El mayor error de los Alfas Novel

El mayor error de los Alfas Novel – Cuando tenía diez años, mi madre eligió a un Segundo Compañero: el Alfa de la Manada del Bosque Oscuro. Mi hermanastro, Kieran Astor, el futuro Alfa, me golpeaba y pateaba cada vez que no había testigos. Se burlaba de mí por no tener loba, llamándome parásita, y me golpeaba donde podía… incluso una vez me lanzó por las escaleras.

Yacía en un charco de sangre mientras él me observaba con total frialdad. —No creas que tú y tu madre amante pueden colarse en la Manada del Bosque Oscuro. Tarde o temprano, te echaré de aquí. Rompía mis tareas, garabateaba mis vestidos con rotulador, asegurándose de que me humillaran. Aunque yo nunca me defendía, su crueldad nunca se detuvo. Hasta que su mejor amigo, Merrick Allen, me confesó sus sentimientos en la universidad.

Desde ese día, Kieran dejó de molestarme. Por primera vez en mi vida, no me trató como algo que estaba bajo su bota. Pensé que Merrick era lo único puro en mi vida. En mi décimo octavo cumpleaños, cedí a él. A la mañana siguiente, por accidente escuché su conversación con Kieran. —¿La grabaste en su primera vez? —la voz de Kieran destilaba veneno. Merrick se rió. —Claro. Full HD. Jamás tocaría a una chica como ella si no fuera por ayudarte a vengarte.
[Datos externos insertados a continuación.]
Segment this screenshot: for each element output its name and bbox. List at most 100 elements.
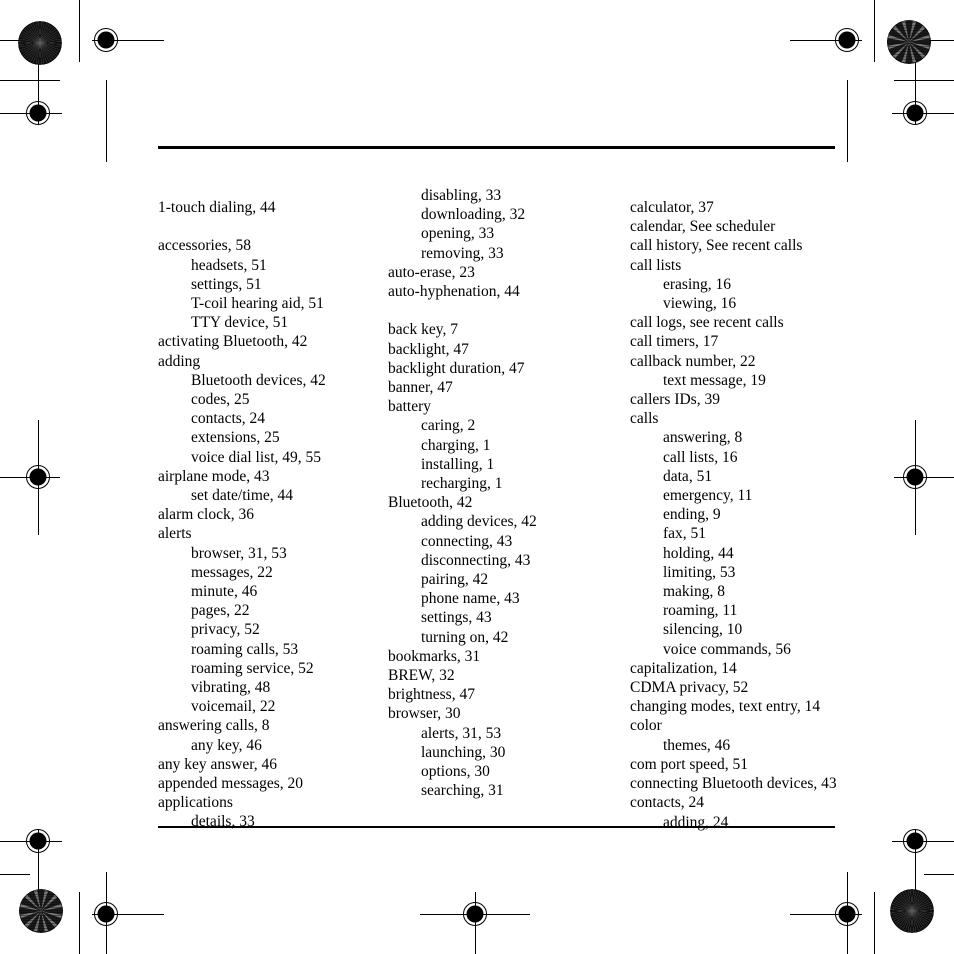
index-entry: calculator, 37: [630, 199, 714, 216]
index-entry: calendar, See scheduler: [630, 218, 776, 236]
star-resolution-target: [19, 889, 63, 933]
crop-mark: [874, 0, 875, 62]
index-subentry: emergency, 11: [663, 487, 753, 505]
index-subentry: extensions, 25: [191, 429, 280, 447]
index-subentry: searching, 31: [421, 782, 504, 800]
registration-target: [21, 460, 55, 494]
index-entry: calls: [630, 410, 659, 428]
index-subentry: roaming service, 52: [191, 659, 314, 677]
index-subentry: viewing, 16: [663, 295, 737, 313]
index-subentry: messages, 22: [191, 563, 273, 581]
crop-mark: [79, 892, 80, 954]
index-entry: Bluetooth, 42: [388, 494, 473, 512]
index-entry: CDMA privacy, 52: [630, 679, 749, 697]
index-entry: battery: [388, 398, 432, 416]
index-subentry: erasing, 16: [663, 275, 732, 293]
crop-mark: [847, 872, 848, 954]
index-entry: callback number, 22: [630, 352, 756, 370]
crop-mark: [924, 874, 954, 875]
index-entry: airplane mode, 43: [158, 467, 270, 485]
index-entry: contacts, 24: [630, 794, 705, 812]
crop-mark: [92, 40, 164, 41]
crop-mark: [915, 420, 916, 535]
index-subentry: silencing, 10: [663, 621, 743, 639]
crop-mark: [894, 477, 954, 478]
crop-mark: [92, 914, 164, 915]
crop-mark: [420, 914, 530, 915]
index-subentry: recharging, 1: [421, 475, 503, 493]
index-entry: bookmarks, 31: [388, 647, 481, 665]
index-subentry: browser, 31, 53: [191, 544, 287, 562]
index-column-3: calculator, 37 calendar, See scheduler cal…: [630, 186, 848, 832]
crop-mark: [79, 0, 80, 62]
crop-mark: [106, 80, 107, 162]
crop-mark: [915, 40, 916, 124]
index-subentry: roaming, 11: [663, 602, 738, 620]
index-subentry: any key, 46: [191, 736, 262, 754]
index-subentry: call lists, 16: [663, 448, 738, 466]
index-subentry: voice commands, 56: [663, 640, 791, 658]
index-subentry: downloading, 32: [421, 206, 526, 224]
index-entry: call lists: [630, 256, 682, 274]
index-subentry: installing, 1: [421, 455, 495, 473]
index-entry: brightness, 47: [388, 686, 475, 704]
index-entry: backlight duration, 47: [388, 359, 525, 377]
index-subentry: themes, 46: [663, 736, 731, 754]
index-subentry: voice dial list, 49, 55: [191, 448, 322, 466]
index-entry: color: [630, 717, 662, 735]
index-entry: activating Bluetooth, 42: [158, 333, 308, 351]
crop-mark: [38, 420, 39, 535]
crop-mark: [38, 830, 39, 914]
index-subentry: contacts, 24: [191, 410, 266, 428]
crop-mark: [0, 477, 60, 478]
crop-mark: [0, 113, 62, 114]
index-entry: 1-touch dialing, 44: [158, 199, 276, 216]
index-subentry: text message, 19: [663, 371, 766, 389]
index-subentry: vibrating, 48: [191, 679, 271, 697]
crop-mark: [894, 80, 954, 81]
index-subentry: holding, 44: [663, 544, 734, 562]
index-entry: any key answer, 46: [158, 755, 278, 773]
index-subentry: caring, 2: [421, 417, 476, 435]
index-subentry: minute, 46: [191, 583, 258, 601]
index-subentry: set date/time, 44: [191, 487, 294, 505]
index-subentry: adding devices, 42: [421, 513, 537, 531]
index-subentry: codes, 25: [191, 391, 250, 409]
index-subentry: removing, 33: [421, 244, 504, 262]
index-entry: callers IDs, 39: [630, 391, 720, 409]
registration-target: [830, 897, 864, 931]
index-subentry: data, 51: [663, 467, 713, 485]
index-subentry: alerts, 31, 53: [421, 724, 502, 742]
index-subentry: connecting, 43: [421, 532, 513, 550]
star-resolution-target: [887, 20, 931, 64]
registration-target: [89, 23, 123, 57]
crop-mark: [0, 841, 62, 842]
index-entry: capitalization, 14: [630, 659, 737, 677]
top-horizontal-rule: [158, 146, 835, 149]
registration-target: [830, 23, 864, 57]
index-entry: call history, See recent calls: [630, 237, 803, 255]
crop-mark: [915, 830, 916, 914]
index-entry: browser, 30: [388, 705, 461, 723]
star-resolution-target: [890, 889, 934, 933]
index-entry: call logs, see recent calls: [630, 314, 784, 332]
index-subentry: T-coil hearing aid, 51: [191, 295, 324, 312]
index-column-2: disabling, 33 downloading, 32 opening, 33 r…: [388, 186, 630, 800]
index-subentry: pairing, 42: [421, 571, 489, 589]
index-subentry: phone name, 43: [421, 590, 520, 608]
index-subentry: charging, 1: [421, 436, 491, 454]
index-entry: alerts: [158, 525, 192, 543]
crop-mark: [0, 874, 30, 875]
index-subentry: disconnecting, 43: [421, 551, 531, 569]
index-subentry: Bluetooth devices, 42: [191, 371, 326, 389]
index-column-1: 1-touch dialing, 44 accessories, 58 heads…: [158, 186, 388, 832]
registration-target: [898, 96, 932, 130]
index-subentry: disabling, 33: [421, 187, 502, 204]
crop-mark: [847, 80, 848, 162]
crop-mark: [790, 40, 862, 41]
index-entry: adding: [158, 352, 201, 370]
star-resolution-target: [18, 21, 62, 65]
index-entry: connecting Bluetooth devices, 43: [630, 775, 837, 793]
index-entry: com port speed, 51: [630, 755, 748, 773]
index-entry: auto-erase, 23: [388, 263, 475, 281]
Me cubrí la boca, dejando que las lágrimas me rodaran sin parar. Mi supuesto salvador no era más que una pieza en la venganza de Kieran. Di media vuelta y me alejé para siempre. … En un reservado, Kieran dio una calada al cigarrillo. —Con su reputación destruida, vamos a ver cómo se aferra ahora a la Manada del Bosque Oscuro. —¿Y si no lo soporta y le pasa algo…? Kieran lo fulminó con la mirada y se rió. —¿Qué pasa? ¿Te ablandaste? No me digas que de verdad te enamoraste de ella.

Merrick lo negó enseguida. —Claro que no. Solo estaba jugando. Lope vuelve pronto. No tengo tiempo que perder con ella. De pie frente a la puerta, sentí que el corazón me sangraba. Lope Omelas, su amor de infancia… el único primer amor verdadero de Merrick. Kieran creía que la llegada de mi madre había provocado el suicidio de la suya, y volcó todo su odio sobre mí. Después de que Merrick y yo empezáramos a salir, Kieran seguía sin quererme… pero dejó de torturarme como antes.

Creí que, al fin, me había aceptado. Creí que, al fin, tenía un hermano. Ansiaba tanto una relación normal con él. Jamás imaginé que todo se pondría aún peor. Ellos siempre habían compartido las mismas lealtades desde niños. ¿Cómo pude creer que Merrick realmente se preocupaba por mí? Me sobreestimé. Me tragué la amargura y salí corriendo como si hubiera perdido la razón. Afuera llovía a cántaros. Para cuando llegué a casa, estaba empapada. Lo primero que hice fue escribirle a mi profesor: [Aurelius, acepto su oferta. Me uniré al proyecto internacional de investigación.] Era mi mentor en la Competencia Científica de la Manada, una figura líder en tecnología inteligente de manadas.

Durante años, me había esforzado hasta la extenuación para convertirme en alguien de quien mi familia pudiera sentirse orgullosa. A nadie le importó jamás: ni a mi madre, ni siquiera a Kieran. El proyecto exigía confidencialidad, y sus miembros debían permanecer tres años dentro del instituto de investigación, por lo que al principio lo había rechazado. Pero ahora nada de eso importaba. Tal vez por la lluvia, me acurruqué hecha un ovillo. Una pesadilla me despertó sobresaltada.

La fiebre ardía dentro de mí. Desde que mi loba no despertó a los dieciséis, siempre había sido más débil que los demás lobos y carecía de auto-sanación. Me obligué a levantarme para buscar medicina, cuando de repente la puerta se abrió de golpe. Antes de que pudiera hablar, mi madre me arrojó un montón de fotos a la cara. —Fenrisa, apenas eres adulta y ya te acuestas con hombres. ¿Eres así de patética?